The Army said in another statement that it had also arrested 124 unregistered Syrians at a refugee camp in the village of Rayhanieh in the Minyeh-Dinnieh district.
Moqbel visited the border town in the afternoon, but left without issuing a statement. Machnouk also visited Al-Qaa.
The Cabinet met in an extraordinary session Tuesday and observed a moment of silence for the fallen, before stressing that it would maintain a heightened state of vigilance.
“The Cabinet considers itself in a constant state of alert to deal with any security situation and announces that all state agencies will remain on full alert,” Information Minister Ramzi Joreige told reporters.

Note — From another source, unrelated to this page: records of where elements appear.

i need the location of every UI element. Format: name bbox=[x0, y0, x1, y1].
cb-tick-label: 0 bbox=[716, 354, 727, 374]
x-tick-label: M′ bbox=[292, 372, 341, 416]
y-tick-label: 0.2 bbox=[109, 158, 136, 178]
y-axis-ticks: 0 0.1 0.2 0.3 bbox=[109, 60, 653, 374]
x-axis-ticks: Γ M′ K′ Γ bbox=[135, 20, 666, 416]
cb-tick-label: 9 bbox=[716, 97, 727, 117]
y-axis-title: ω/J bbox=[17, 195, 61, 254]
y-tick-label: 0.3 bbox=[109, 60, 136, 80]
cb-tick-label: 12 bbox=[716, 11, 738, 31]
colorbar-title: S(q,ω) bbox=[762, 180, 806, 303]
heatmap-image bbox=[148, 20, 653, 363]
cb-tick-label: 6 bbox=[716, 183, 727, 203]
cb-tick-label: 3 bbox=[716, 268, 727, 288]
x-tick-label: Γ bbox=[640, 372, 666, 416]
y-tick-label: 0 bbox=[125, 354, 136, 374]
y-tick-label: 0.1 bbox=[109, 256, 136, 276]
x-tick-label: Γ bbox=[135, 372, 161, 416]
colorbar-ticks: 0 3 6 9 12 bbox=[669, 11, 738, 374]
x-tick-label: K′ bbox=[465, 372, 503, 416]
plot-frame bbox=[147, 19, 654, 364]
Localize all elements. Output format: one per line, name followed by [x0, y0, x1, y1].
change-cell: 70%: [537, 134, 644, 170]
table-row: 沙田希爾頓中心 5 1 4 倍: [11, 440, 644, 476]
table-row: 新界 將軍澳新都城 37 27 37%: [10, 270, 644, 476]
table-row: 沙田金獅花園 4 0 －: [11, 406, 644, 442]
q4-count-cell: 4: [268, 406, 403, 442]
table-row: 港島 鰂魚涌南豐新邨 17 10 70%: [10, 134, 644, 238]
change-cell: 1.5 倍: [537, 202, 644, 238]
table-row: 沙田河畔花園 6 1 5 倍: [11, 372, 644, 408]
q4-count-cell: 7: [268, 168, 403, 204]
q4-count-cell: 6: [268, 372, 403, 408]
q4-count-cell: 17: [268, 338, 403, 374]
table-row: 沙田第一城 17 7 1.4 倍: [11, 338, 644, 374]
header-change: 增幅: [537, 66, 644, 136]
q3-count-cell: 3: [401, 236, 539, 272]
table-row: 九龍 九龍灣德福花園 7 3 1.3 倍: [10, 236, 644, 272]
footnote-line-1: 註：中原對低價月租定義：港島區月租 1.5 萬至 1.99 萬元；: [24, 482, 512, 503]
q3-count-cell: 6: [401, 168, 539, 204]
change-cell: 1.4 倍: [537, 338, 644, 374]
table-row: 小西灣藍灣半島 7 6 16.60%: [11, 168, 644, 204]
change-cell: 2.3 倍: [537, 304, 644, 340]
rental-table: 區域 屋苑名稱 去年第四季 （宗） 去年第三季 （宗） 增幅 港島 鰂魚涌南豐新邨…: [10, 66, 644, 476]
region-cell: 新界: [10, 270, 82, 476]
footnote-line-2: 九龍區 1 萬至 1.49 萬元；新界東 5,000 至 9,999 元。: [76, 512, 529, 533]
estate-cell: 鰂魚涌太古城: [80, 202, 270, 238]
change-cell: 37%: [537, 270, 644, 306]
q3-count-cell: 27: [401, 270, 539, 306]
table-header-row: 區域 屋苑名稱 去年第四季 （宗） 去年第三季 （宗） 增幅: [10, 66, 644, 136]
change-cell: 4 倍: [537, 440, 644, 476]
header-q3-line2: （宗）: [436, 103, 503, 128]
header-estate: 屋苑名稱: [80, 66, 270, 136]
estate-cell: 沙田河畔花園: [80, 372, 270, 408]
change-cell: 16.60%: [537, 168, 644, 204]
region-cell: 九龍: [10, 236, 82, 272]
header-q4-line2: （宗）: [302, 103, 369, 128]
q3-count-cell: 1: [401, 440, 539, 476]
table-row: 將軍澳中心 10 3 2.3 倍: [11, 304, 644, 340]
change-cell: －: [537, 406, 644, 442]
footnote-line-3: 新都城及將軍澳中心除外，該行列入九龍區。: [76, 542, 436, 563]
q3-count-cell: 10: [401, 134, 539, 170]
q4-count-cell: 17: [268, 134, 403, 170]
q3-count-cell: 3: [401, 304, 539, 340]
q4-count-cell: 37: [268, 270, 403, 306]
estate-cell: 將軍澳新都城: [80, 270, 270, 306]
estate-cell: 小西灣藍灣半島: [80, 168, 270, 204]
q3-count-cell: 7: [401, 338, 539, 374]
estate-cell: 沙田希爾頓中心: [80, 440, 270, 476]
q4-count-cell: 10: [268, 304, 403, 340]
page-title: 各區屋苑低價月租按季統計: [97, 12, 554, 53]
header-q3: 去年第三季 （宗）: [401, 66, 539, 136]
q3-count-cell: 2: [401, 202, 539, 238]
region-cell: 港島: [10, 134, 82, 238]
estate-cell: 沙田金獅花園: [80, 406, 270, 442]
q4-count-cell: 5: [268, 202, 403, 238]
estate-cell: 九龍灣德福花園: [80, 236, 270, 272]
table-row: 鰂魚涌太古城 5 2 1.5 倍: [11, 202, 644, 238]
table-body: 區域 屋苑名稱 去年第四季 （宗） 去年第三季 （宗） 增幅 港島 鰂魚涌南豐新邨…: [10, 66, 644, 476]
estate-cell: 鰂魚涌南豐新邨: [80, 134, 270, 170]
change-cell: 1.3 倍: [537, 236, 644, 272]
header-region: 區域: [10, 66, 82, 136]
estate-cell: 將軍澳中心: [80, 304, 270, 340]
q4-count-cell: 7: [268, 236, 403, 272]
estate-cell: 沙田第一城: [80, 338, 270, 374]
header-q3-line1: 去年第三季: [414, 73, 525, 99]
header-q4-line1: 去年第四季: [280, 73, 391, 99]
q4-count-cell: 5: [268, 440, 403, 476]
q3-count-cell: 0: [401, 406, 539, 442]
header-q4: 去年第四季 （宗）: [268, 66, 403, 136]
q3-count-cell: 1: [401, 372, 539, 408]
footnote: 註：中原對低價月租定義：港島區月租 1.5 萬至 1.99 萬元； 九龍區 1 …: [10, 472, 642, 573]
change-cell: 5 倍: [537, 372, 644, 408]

The Cabinet was set to discuss Lebanon’s finances, but following the attacks, security concerns topped the agenda. Discussions on the country’s financial situation and the state budget were postponed. Lebanon has been without a state budget since 2005.
“[The attacks] came as no surprise as security forces were anticipating a new terror attack,” Salam said before the session. “Terrorism doesn’t differentiate between one sect and another or one area and another … a Christian area was targeted today, but we have seen other Muslim areas under attack.”
He called on the country to unite rather than revert to sectarianism.
Hezbollah and the Amal Movement canceled religious gatherings which were set to take place Tuesday evening in Beirut and the eastern city of Baalbek. The Hezbollah-run Al-Manar TV said that the observance of Laylat al-Qadr, or Night of Destiny, at the Sayyed al-Shuhada Compound in Beirut’s southern suburbs was canceled, citing the country’s security situation.
The group also canceled another Laylat Al-Qadr gathering at the Sayyida Khawla Mosque in the eastern city of Baalbek.
“Taking into consideration the security situation and according to a decision by the movement’s leadership. … Amal’s Youth and Sports Department announced the annulment of the central Laylat Al-Qadr at Imam Shamseddine Compound in Beirut’s Tayyouneh area,” read a statement by Amal Movement’s press office.